Erst denken, dann handeln!

So, wir haben gewählt. Endlich. Das Ergebnis der Abstimmung ist angeblich erschütternd. Ein Erdrutsch.

 

Eine Zeitenwende. Stand zu lesen.  Und wurde seit Sonntag in einer variablen Endlosschleife in allen Fernsehkanälen von übermüdeten, abgekämpften und manchmal auch streitsüchtigen oder zumindest überdrehten Volksvertretern wiederholt. Jetzt heißt es Wunden lecken, analysieren und – das Wichtigste – von allem – eine stabile Regierung bilden und damit die Basis für eine vernünftige und  verständliche Politik zu schaffen. Nur so bleibt unsere „Angi“ (Ja, Frau Merkel hat trotz aller Wählerwanderungen immer noch die größte Zustimmung im Land erhalten) weitere vier Jahre die Mutter der Nation! Es Schorschla bleibt interessiert und beobachtet die Gaulands und Seehofers und Lindners und Nahles‘ und wie sie auch alle heißen mögen und schreibt sicherlich auch in den kommenden Wochen den einen oder anderen Beitrag zu den neuesten Entwicklungen. Aber für den Moment ist eigentlich alles zu Papier gebracht!

Da bleibt Zeit, einmal nach Spanien zu blicken. Dort rumort es nämlich noch viel mehr als in unserem Land. Am 1. Oktober kommt es in Barcelona (wahrscheinlich) zu einer bahnbrechenden Abstimmung. Es geht um nicht mehr und nicht weniger als die Abspaltung der wichtigsten Metropole des Landes. Was die Zentralregierung in Madrid natürlich mit allen Mitteln verhindern möchte. Die Rechtslage ist unklar, derzeit wird überlegt, ob man Carles Puigdemont, den Chef der katalanischen Regierung, festzunehmen lässt.
Puigdemont bekräftigt derweil, dass die für Sonntag ausgerufene Befragung trotz des Verbots durch das Verfassungsgericht und auch gegen den Willen der Zentralregierung in Madrid stattfinden werde. "Ich bestätige, dass es Urnen und Wahlzettel geben wird. Und noch wichtiger für die Abhaltung eines Referendums: Es wird Wähler geben", versicherte er. Puigdemont könne nicht sagen, ob eine Mehrheit der Katalanen überhaupt für die Unabhängigkeit der Region im Nordosten Spaniens sei. Aber er sei sicher, dass 80 Prozent dafür seien, abzustimmen.
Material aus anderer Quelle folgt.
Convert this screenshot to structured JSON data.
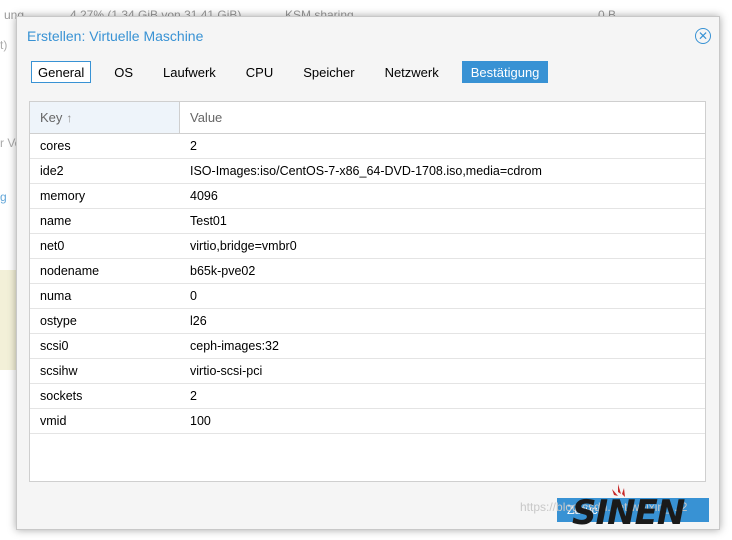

Der Hintergrund des Streits ist auf den ersten Blick klar. Ähnlich dem Länderfinanzausgleich in Deutschland müssen die finanzstarken Katalanen einen Großteil Spaniens mitfinanzieren. Das kennen auch wir in Bayern. Den Katalanen geht es aber um mehr. Sie haben ihre eigene Sprache, sie wurden von Madrid ihrer Ansicht nach über Jahrzehnte im großen Stil ausgenutzt, ihre Rechte und ihre Identität wurden durch neue Auflagen immer wieder eingeschränkt. Es geht um Respekt, um ein Miteinander, um Konflikte, die so lange zurückliegen, dass sie viele der heutigen Separatisten nur aus „Erzählungen der Alten“ kennen. Ja, es geht um Emotionen. Und dagegen helfen keine Drohungen aus Madrid. Man könne die 700 Bürgermeister festnehmen lassen. Die Abstimmung sei illegal. Das Polizeiaufgebot werde erhöht. Wahlurnen werden beschlagnahmt. Alles nur sinnlose, heiße Luft. Was auch Ministerpräsident Rajoy wohl erkannt hat. Vielleicht etwas zu spät. Auch das kennen wir in Deutschland. Die überhebliche Verdrängung von Volksinteressen der politischen Führung spielt immer den Extremen in die Karten.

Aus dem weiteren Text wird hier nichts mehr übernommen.